Everyone knows about the Cinderella moment — the carriage, the clock, the pumpkin — but that doesn’t mean we’re ready to see it played out live on TV.
When it happened Sunday to Tom Watson on the west coast of Scotland, it left a whole generation all dressed up with no place to go. One moment he was an 8-foot putt from one of the most amazing sporting achievements imaginable. The next, his carriage was so much scattered fruit sliding off the cliffs of Turnberry into the sea.
One moment he was 27 again, without the plaid pants. The next, he was at least 59, his chronological age, losing one of the most lopsided playoffs in history. It was as if he had made Dorian Gray’s deal with the devil and taken back a lifetime’s worth of age all at once.
“It might have been the greatest feat in the history of sports for Tom to have won here,” Paul Azinger ventured on ABC in what, remarkably, didn’t sound like hyperbole.
But what did it all mean, exactly? Is 59 the new 39, the baby boomers’ wishful anthem?
When Tiger Woods misses a cut, as he did at Turnberry, is the current state of professional golf so pathetic that a man about to turn 60 has as good a chance as anyone?
Or is Watson merely doomed never to escape the vast shadow of Jack Nicklaus, even when the only title he’s after is “Oldest Guy to Win a Major”?
“It would have been a hell of a story, wouldn’t it?” Watson asked reporters afterward with that famous Missouri half-grin. He answered the question himself: “It would have been a hell of a story. It wasn’t to be.”
For a man whose fondest wish is to be remembered by his peers as “a hell of a golfer,” it was all about the golf, and not so much the putt on 18 that never had a chance as the two shots that set it up.
“In retrospect, I probably would have hit a 9-iron rather than an 8-iron,” he said of his approach, which rolled just off the back of the green.
Is that the takeaway from this magnificent drama? The difference between a 9-iron and an 8-iron? Really? The great Open Championship of ’09 is a lesson in careful club selection?
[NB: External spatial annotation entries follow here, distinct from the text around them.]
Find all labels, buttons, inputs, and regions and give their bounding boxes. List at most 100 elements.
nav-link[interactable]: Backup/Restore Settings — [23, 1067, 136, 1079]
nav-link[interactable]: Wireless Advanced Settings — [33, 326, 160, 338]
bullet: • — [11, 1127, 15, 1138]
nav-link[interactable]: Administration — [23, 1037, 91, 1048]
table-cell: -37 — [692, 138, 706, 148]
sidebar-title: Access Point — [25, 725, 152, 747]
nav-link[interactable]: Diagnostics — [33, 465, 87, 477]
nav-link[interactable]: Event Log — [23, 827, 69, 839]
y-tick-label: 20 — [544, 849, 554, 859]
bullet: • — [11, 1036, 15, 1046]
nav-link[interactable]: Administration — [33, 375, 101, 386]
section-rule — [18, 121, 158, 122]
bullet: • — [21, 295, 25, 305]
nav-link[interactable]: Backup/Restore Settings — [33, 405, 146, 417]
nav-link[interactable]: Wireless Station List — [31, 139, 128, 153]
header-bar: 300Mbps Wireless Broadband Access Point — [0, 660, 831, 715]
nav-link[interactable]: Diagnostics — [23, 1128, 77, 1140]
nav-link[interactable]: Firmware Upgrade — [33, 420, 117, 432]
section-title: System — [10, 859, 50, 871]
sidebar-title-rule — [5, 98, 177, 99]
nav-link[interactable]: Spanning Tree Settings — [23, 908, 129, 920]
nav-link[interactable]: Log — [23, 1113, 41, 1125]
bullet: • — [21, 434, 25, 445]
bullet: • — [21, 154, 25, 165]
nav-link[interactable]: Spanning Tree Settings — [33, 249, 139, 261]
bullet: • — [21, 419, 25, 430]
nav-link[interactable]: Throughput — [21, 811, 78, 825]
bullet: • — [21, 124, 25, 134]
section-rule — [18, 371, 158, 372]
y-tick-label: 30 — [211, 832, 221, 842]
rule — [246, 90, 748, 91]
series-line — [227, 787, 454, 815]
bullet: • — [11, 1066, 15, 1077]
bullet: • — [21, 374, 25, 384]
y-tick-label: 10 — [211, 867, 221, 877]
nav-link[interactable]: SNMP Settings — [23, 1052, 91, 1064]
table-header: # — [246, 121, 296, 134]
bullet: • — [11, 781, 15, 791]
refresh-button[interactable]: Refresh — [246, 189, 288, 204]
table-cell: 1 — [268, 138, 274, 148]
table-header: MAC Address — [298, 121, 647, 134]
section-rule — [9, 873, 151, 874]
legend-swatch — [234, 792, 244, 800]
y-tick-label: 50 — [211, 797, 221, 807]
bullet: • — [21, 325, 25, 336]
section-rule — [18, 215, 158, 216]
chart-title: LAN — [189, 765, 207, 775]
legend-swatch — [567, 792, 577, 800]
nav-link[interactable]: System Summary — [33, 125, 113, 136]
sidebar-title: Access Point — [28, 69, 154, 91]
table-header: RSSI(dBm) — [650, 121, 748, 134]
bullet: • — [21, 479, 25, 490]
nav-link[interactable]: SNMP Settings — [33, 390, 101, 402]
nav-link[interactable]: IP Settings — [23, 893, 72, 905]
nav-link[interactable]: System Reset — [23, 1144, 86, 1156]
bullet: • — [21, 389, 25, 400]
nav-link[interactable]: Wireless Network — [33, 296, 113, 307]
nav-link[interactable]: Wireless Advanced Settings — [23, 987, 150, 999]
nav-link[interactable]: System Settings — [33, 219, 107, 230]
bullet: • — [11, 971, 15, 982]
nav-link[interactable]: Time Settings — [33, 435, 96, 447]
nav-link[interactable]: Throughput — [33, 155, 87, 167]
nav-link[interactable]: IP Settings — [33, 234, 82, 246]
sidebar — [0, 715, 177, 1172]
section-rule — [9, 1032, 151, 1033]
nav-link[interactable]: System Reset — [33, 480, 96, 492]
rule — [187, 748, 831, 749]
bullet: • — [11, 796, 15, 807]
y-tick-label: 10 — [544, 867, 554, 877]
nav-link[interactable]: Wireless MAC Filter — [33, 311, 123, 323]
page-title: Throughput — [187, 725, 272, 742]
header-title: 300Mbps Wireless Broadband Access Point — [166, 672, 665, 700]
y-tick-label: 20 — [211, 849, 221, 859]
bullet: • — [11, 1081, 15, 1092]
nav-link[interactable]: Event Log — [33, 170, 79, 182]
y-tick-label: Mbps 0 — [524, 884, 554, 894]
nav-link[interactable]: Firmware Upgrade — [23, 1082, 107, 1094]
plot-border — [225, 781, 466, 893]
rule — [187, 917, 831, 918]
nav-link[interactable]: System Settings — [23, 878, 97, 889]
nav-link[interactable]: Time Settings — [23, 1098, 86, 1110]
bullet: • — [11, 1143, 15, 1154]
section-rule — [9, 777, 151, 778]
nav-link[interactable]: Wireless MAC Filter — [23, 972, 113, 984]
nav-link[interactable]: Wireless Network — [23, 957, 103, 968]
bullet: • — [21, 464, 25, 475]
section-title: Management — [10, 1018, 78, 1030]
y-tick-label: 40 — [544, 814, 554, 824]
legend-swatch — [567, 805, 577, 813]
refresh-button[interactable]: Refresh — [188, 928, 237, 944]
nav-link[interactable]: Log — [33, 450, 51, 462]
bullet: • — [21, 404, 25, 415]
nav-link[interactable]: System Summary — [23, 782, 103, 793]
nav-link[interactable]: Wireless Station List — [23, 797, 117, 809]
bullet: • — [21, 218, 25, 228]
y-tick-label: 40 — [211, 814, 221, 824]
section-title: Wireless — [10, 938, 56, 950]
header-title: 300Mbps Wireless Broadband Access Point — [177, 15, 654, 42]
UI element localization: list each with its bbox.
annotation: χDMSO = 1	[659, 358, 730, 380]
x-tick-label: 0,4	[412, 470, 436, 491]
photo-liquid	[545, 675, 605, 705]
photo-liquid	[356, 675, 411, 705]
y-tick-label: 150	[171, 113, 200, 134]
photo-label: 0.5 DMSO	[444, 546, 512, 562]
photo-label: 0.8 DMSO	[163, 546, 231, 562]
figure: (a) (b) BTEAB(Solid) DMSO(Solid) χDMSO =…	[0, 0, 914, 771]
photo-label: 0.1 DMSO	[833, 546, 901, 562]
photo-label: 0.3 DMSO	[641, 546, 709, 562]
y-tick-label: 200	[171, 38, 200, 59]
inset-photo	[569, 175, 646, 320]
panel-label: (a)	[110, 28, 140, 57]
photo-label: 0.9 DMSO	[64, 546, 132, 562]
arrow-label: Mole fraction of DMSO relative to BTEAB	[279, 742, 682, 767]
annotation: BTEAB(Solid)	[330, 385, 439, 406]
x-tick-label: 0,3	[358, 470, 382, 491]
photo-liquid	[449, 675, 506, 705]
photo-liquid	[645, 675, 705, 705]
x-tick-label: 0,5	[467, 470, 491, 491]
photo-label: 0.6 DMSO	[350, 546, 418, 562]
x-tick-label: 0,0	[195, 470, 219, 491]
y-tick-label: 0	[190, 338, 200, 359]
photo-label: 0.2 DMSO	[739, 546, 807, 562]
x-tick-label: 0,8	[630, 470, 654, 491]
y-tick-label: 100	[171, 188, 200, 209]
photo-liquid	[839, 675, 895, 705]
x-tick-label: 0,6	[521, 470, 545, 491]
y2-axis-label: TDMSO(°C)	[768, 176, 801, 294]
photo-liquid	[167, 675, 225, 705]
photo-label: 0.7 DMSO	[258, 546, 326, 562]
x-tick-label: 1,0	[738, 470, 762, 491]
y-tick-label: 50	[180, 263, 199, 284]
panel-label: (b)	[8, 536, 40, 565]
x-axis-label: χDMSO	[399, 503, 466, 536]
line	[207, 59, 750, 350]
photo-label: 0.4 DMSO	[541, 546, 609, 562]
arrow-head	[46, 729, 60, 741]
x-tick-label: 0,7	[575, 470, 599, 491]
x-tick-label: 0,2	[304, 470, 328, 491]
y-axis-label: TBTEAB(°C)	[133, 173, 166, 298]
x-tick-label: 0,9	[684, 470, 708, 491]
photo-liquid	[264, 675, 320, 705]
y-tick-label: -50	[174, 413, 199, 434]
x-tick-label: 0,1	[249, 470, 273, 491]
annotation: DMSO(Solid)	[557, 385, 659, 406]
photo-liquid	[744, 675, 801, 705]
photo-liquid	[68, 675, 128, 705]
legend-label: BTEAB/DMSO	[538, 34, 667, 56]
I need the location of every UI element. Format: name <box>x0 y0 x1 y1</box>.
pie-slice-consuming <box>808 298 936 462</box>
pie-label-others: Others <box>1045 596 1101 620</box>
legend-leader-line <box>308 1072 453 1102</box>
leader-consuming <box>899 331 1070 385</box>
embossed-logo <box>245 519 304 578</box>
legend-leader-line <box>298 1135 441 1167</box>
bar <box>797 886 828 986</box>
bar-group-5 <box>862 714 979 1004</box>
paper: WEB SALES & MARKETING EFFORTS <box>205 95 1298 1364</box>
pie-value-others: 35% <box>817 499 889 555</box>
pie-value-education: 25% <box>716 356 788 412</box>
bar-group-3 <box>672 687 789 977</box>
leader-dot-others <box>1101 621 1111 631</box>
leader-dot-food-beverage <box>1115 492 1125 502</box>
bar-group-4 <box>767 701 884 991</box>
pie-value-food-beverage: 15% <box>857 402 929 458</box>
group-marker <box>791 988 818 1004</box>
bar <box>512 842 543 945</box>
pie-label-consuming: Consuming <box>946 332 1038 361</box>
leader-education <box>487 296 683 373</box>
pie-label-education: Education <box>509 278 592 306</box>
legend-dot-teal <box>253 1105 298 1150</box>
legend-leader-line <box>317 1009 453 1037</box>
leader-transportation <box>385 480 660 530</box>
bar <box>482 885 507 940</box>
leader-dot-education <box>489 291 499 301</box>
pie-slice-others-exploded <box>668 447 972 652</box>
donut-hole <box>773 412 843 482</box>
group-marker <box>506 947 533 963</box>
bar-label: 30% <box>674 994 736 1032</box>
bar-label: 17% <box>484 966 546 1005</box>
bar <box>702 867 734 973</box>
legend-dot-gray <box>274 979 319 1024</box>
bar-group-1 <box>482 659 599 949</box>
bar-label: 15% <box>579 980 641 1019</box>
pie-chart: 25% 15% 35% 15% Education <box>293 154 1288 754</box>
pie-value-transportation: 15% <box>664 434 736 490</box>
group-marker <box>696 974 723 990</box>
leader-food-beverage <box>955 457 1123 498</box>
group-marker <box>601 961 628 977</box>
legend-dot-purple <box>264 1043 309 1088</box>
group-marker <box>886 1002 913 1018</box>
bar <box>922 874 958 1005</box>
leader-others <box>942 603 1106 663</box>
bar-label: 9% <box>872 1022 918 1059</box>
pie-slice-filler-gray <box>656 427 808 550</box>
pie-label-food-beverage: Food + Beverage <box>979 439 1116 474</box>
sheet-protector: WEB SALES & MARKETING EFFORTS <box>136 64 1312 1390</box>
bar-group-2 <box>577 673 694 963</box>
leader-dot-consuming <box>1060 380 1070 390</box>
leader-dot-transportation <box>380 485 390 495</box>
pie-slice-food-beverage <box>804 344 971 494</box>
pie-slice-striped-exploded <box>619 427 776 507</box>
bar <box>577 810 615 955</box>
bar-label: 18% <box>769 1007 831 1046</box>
“You’re going to ask me, ‘What do I take from this week?’ ” Watson told reporters. “Well, I take from this week a lot of warmth and a lot of spirituality in the sense that there was something out there, I still believe, that helped me along.”
So where did it go at the last minute, when he needed it most? Watson had no idea.
“This was going to be a great memory,” he said. “Now it’s going to be like Jack, I’ll never remember what club I hit anytime in this whole tournament.”
For critics of the Tiger Era, there was plenty of ammunition. With Tiger shut out of the majors so far this year, the champions have been Angel Cabrera, Lucas Glover and Stewart Cink. Not exactly Nicklaus, Player and Trevino, Watson’s rivals during his prime.
Indeed, with Phil Mickelson absent and Tiger missing the cut, you could argue Watson saved the tournament. What sort of an audience would a final day duel between Cink and Lee Westwood have drawn?
Someone asked Watson afterward if, at his age, he just ran out of gas.
“It looked like it, didn’t it?” he said. “It didn’t feel like it. It just looked like it.”
In fact, Watson may have made as good a case for age equality in defeat as he would have in victory. It had been a long time since he felt the pressure of leading a major in the final round.
“It reminds me what it used to be like when you played the big tour . . . and were in contention all the time, and the responsibility that you have to take care of business,” he said. “My hat goes off to Tiger for what he has to go through on a weekly basis with all the things pulling at him, as much as he wins and as much as he’s in the limelight.”
Nothing was expected of Watson when the tournament began. By the 72nd hole, he carried the weight of a world’s hopes, especially the vast generation of boomers trying so hard to make the clock stand still. By contrast, there was no pressure on Cink at all. He played with the ease Watson had when the tournament began.
Maybe it’s as simple as that — a 59-year-old can succumb to pressure, just like a 39-year-old or a 29-year-old.
But he can also turn back time for one memorable weekend. He can make an entire generation feel young again, if only until the clock strikes 12.
As he said himself when asked for the headline: “The old fogey almost did it.”
The winner is rarely a footnote in sports, but the winner in Turnberry was a footnote. This will always be the weekend when Tom Watson gave time the race of his life.